Et l'assiette de ce prélèvement doit être, en effet, déterminée, comme le rappellent, à bon droit, en pages 7 et 8 de leurs conclusions, les consorts Y..., conformément au droit français, applicable au jour de l'ouverture de la succession, et aux nationaux français que sont tous les plaideurs dans cette instance, en tenant compte de la totalité des biens du défunt pour en faire une masse fictive de calcul permettant de connaître les quotités de la réserve et du disponible, avant de déterminer le montant du prélèvement.
De plus, il est évident que l'article 1527 du code civil doit s'appliquer, en l'espèce, comme les premiers juges l'ont admis, pour l'appréciation du contrat de mariage conclu le 04 septembre 1997 dont les effets sont réglés par la loi française.
3- Quant à la demande de communication des déclarations de revenus et des avis d'imposition, les consorts Y... ne démontrent pas par les documents qu'ils apportent au débat que Dominique X... n'ait pas participé, loyalement, aux opérations de partage menées par le notaire Z... auquel elle a donné les éléments nécessaires à sa mission.
Il n'est pas non plus établi que les déclarations et avis d'impôts de 1999 à 2003 aient un quelconque intérêt pour le litige.
Enfin la cour constate que Dominique X... n'a pas refusé de faire connaître la consistance des biens de la succession de Jean Claude Y... rapatriés en France, après son décès.
Il n'y a donc pas lieu à réformation sur cette question.
Le jugement du 202 avril 2010 doit être confirmé en son entier.

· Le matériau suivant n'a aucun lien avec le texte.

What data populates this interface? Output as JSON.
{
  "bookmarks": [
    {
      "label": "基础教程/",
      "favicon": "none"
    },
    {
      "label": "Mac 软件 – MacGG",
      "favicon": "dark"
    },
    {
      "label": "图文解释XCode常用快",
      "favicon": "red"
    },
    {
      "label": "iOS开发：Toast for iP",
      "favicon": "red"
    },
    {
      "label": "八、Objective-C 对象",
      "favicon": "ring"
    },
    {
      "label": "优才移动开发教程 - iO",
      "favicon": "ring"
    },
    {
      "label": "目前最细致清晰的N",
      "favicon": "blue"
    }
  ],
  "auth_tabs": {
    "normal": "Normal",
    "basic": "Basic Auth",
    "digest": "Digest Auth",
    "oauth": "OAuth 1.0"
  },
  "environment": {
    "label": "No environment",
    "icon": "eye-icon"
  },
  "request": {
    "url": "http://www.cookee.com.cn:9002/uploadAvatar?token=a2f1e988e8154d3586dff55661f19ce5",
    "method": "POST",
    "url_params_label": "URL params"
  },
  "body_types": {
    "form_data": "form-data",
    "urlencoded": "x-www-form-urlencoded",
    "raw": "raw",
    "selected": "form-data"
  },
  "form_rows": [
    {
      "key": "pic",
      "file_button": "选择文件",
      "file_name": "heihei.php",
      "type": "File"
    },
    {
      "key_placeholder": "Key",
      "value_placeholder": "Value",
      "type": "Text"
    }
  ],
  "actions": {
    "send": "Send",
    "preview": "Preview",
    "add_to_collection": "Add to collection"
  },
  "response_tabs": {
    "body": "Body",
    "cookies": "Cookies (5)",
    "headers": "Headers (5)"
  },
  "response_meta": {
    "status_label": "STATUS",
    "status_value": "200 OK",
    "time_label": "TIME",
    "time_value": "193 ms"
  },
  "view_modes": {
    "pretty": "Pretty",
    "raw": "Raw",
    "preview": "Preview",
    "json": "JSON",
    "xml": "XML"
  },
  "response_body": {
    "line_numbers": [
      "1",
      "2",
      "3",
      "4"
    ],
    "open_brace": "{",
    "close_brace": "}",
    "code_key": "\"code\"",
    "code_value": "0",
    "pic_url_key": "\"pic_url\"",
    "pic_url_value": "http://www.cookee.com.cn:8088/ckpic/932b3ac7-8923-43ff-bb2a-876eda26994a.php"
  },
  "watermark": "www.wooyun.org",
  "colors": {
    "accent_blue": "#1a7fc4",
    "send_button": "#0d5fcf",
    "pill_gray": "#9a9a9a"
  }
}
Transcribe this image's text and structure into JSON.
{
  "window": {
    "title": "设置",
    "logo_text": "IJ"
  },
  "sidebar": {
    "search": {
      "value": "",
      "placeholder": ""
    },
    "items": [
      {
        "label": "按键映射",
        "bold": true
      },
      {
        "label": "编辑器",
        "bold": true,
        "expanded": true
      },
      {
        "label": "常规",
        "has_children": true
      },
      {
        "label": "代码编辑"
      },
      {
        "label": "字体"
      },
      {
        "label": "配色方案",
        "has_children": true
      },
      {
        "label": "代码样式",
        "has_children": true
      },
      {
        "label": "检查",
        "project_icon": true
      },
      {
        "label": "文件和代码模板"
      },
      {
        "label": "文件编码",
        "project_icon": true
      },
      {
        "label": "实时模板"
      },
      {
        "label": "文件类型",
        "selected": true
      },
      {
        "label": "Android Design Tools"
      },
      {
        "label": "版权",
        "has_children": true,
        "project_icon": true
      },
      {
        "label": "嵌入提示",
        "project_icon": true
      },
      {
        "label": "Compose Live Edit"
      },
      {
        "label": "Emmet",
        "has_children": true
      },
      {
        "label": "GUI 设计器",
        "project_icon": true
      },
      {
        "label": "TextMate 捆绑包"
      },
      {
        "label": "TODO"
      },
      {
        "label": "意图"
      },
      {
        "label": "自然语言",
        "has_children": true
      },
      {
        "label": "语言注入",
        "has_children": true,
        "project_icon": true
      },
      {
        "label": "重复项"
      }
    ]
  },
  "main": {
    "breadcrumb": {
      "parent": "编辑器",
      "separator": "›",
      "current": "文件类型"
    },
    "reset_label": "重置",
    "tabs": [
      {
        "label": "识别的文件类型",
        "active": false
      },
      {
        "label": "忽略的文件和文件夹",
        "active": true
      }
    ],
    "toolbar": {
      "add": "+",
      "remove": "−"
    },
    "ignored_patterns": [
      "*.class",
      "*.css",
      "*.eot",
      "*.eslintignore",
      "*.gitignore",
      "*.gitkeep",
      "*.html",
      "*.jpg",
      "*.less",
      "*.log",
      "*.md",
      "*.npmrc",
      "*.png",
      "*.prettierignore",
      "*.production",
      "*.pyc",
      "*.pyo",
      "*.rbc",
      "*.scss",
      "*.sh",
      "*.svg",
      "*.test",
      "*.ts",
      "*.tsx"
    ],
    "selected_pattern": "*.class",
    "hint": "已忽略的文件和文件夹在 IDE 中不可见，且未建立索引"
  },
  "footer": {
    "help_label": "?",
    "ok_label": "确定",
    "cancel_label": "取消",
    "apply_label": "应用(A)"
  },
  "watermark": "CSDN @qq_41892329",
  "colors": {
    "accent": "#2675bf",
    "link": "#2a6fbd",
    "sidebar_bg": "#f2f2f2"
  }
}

Et l'équité commande de ne pas appliquer l'article 700 du code de procédure civile au profit de l'une quelconque des parties au procès.
Dominique X..., qui succombe en son appel principal, doit supporter tous les dépens d'appel.
PAR CES MOTIFS,
La Cour,
- confirme en toutes ses dispositions le jugement du 22 avril 2010 ;
- y ajoutant ;
- déboute les parties de leurs demandes faites en application de l'article 700 du code de procédure civile ;
- condamne Dominique X..., veuve Y... aux dépens d'appel et autorise Maître de Fourcroy, avoué, à les recouvrer aux formes et conditions de l'article 699 du code de procédure civile.